The Eisenhowers settled in easily at the Wyoming. The building was so congenial that they lived there—off and on—a total of nine years. Ike could take the Connecticut Avenue streetcar (five cents) to work, or walk in good weather. Mamie delighted in Washington’s department stores, and bought all of Eisenhower’s clothes. Army officers assigned to Washington during the interwar years wore mufti, and as Mamie recalled, “he wouldn’t go into a shop and purchase them.”5
Eisenhower went to work early and stayed at his desk until six. When he came home he wanted to relax. “Ike was the sort of man that when he finished his day’s work, he left his work at the office,” said Mamie. “When he came home, he was home and we didn’t discuss what his big problems were. He kept them to himself. That was the way we managed our lives. That’s the way we’ve kept it. So many people say to me, ‘Didn’t General Eisenhower used to talk over some of his problems with you?’ And I’d say, ‘Well, no.’ And I didn’t say to him, ‘The dishwasher didn’t work today.’ He wouldn’t have been interested.”6
Young Johnny was five when the Eisenhowers moved to Washington. He was enrolled first in a Montessori school, and then when he turned six in the nearby public schoo
l. There was little or no homework in those days, but according to Mamie, Ike always reviewed the day’s activities with him before he was sent to bed. “If Ike and I were delaying our dinner for some reason, or if we were going out to a party, Johnny would sit down to dinner with candles, and silver candelabra, and his finger bowl, and everything just as if we were at the table. He was even served and he had everything done perfectly.”7
Shortly before Eisenhower finished his assignment, he was informed that he had been selected for the next class at the Army War College, then located at Washington Barracks (now Fort McNair), in southwest Washington, D.C. Again, the hand of Fox Conner is evident.

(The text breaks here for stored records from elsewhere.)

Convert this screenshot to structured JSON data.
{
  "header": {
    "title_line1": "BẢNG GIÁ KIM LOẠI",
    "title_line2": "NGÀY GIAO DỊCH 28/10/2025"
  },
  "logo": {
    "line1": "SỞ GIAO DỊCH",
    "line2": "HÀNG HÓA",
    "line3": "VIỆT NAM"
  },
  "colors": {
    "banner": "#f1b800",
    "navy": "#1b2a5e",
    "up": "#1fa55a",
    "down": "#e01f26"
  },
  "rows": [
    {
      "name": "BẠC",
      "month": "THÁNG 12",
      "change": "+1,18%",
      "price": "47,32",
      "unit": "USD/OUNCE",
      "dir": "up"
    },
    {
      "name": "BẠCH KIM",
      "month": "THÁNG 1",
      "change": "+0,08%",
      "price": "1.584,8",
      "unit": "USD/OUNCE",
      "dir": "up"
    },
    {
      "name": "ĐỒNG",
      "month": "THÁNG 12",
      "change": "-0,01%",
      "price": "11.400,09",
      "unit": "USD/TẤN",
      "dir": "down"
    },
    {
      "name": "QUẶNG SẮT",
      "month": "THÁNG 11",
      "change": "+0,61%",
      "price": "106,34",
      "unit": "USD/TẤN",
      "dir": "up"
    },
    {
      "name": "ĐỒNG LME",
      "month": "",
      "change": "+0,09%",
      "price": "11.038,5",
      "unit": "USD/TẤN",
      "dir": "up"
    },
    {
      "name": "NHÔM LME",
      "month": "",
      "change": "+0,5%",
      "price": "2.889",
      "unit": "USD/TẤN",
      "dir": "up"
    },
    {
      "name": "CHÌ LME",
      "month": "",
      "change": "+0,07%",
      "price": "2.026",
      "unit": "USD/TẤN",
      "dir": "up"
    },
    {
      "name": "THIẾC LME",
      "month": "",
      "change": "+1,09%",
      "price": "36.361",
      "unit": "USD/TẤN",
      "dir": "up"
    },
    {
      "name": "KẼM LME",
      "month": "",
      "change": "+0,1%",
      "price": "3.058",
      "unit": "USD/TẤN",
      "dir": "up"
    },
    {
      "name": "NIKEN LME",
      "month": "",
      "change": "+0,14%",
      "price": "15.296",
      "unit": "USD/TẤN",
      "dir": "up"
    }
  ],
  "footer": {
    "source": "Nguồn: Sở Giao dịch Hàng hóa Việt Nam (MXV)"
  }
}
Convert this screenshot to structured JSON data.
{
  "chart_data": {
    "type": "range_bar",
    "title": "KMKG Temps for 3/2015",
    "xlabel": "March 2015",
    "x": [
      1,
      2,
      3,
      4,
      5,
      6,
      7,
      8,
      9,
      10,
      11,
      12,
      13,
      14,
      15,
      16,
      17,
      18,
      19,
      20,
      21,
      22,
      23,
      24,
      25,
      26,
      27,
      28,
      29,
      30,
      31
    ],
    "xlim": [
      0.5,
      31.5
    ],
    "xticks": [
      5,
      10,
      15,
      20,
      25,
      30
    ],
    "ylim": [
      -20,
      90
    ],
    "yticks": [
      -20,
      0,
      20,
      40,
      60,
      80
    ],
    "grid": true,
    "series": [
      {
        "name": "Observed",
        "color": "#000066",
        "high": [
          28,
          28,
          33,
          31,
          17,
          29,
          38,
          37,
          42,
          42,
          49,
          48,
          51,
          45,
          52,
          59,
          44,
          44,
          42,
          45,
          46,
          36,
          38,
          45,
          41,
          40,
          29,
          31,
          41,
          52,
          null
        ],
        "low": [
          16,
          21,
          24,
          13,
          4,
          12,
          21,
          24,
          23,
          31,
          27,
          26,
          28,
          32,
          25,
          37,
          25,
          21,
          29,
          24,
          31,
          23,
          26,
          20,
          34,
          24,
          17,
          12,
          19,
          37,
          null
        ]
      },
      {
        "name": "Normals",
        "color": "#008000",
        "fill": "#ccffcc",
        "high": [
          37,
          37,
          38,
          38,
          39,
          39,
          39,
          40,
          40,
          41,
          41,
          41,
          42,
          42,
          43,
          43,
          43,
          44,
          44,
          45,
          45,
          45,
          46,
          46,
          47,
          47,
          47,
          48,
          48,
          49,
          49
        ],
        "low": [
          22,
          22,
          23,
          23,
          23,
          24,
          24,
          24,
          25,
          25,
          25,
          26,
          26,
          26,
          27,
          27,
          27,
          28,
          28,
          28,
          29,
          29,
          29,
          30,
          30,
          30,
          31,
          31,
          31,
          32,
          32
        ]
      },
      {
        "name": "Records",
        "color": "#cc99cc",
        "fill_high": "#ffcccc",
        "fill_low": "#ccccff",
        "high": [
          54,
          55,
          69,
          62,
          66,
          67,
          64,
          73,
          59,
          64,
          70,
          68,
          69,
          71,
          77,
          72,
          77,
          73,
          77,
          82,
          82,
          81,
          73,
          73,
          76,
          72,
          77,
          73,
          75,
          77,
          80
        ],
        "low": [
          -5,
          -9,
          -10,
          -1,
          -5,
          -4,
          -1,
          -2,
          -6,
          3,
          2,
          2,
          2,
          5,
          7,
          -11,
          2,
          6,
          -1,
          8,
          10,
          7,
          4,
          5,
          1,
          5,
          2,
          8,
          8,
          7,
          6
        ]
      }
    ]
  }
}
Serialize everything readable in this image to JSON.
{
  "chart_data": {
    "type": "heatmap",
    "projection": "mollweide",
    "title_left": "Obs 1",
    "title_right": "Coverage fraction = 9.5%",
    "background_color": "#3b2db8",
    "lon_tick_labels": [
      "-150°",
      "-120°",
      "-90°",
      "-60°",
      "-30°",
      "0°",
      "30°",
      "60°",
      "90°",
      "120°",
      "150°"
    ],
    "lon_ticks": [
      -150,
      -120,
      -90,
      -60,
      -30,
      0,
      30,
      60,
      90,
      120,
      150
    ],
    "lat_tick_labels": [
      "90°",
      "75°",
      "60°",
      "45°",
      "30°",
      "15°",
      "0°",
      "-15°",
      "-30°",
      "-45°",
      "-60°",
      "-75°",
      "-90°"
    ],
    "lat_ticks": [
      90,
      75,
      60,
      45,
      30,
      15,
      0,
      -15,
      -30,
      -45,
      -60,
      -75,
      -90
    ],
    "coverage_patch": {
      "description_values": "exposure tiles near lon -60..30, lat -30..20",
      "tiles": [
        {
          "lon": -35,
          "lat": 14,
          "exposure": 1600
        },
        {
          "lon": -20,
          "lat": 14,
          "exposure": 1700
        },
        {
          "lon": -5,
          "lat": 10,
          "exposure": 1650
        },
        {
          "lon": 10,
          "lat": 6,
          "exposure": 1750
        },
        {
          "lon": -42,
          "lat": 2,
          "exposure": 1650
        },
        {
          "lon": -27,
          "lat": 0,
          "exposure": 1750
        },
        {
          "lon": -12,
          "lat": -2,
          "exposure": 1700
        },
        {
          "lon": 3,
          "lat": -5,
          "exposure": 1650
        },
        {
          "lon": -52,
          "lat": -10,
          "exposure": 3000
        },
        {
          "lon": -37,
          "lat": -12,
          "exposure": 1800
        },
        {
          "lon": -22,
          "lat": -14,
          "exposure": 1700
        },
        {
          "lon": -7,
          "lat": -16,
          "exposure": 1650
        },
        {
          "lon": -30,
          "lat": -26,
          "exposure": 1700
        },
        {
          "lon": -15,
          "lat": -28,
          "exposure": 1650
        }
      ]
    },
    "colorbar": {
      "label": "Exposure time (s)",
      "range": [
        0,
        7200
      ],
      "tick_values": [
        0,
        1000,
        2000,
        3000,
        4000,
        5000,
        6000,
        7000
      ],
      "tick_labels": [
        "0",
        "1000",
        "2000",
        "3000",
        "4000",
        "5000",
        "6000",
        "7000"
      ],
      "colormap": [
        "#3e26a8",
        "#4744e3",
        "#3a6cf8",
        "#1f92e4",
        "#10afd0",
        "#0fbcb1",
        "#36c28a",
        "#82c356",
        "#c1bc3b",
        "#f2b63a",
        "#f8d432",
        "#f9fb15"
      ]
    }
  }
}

Unlike the Command and General Staff School, whose purpose was to prepare field-grade officers for the general staff, the War College curriculum was designed to teach future generals an overview of war—how armies were mobilized, supplied, and deployed; relations with allies; and grand strategy.8 Ike was the youngest member of his class, and one of the youngest ever admitted to the War College.9
On August 15, 1927, when Eisenhower’s assignment with the Battle Monuments Commission ended, General Pershing expressed his appreciation in a letter to the chief of infantry:
The detail of Major Dwight D. Eisenhower, who has been assisting the American Battle Monuments Commission in preparing the guide book, expires today. I wish to take this occasion to express my appreciation of the splendid service he has rendered since being with us.